12:10 UK time, Thursday, 26 January 2012

A service highlighting the riches of the daily press.

When Paper Monitor was a naïve cub, a wise old reporter once advised: "Always write up, not down."

The "up" he referred to was the opposite of downplaying a story. He meant to take the facts and make the most of them.

There are some fine examples in the Sun today. "'Cotswold panther' devours wallabies".

Be afraid. Be very afraid. Until you realise that the evidence of panther involvement is scanty, to say the least.

"The animals were found stripped to the bone with their internal organs left neatly beside their bodies," says the Sun.

Paper Monitor was unaware that one of the characteristics of big cat attack was the felines neat filing of their victim's viscera.
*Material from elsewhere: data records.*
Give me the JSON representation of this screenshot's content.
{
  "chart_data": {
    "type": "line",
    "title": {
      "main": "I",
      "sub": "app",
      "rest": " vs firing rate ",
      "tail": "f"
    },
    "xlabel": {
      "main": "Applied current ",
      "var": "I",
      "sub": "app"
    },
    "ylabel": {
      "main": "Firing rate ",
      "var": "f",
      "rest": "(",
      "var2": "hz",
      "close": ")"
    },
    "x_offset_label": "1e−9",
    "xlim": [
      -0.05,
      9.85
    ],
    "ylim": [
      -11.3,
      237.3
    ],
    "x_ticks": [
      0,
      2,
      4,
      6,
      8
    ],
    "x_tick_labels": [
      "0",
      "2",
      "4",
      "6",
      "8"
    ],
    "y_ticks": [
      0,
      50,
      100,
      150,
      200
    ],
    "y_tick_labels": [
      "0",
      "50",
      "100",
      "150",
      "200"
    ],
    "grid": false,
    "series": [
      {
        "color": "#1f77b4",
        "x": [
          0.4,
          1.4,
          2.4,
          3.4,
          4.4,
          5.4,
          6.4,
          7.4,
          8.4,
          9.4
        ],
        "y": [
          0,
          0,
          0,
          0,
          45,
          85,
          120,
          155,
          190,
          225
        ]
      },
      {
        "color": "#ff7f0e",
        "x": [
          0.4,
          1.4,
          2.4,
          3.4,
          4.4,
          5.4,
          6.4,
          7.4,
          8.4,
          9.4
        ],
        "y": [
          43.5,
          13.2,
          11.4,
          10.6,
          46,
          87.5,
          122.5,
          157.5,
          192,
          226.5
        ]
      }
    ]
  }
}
We stand corrected.

The paper - and other papers it must be said - quote "animal expert Frank Tunbridge". Googling him appears to reveal a long-running interest in big cats.

But Paper Monitor is always confused by the failure - in this age of digital camera proliferation - to ever get a decent shot of a big cat.

Further into the Sun there's another variety of writing "up".

A 17-year-old British soldier found himself fighting the Taliban after hiding his age. He was three months younger than the 18-year-old minimum for combat.

The Sun's take:

"A boy soldier too young to play computer wargame Call of Duty ended up on the frontline in Afghanistan - by hiding his age."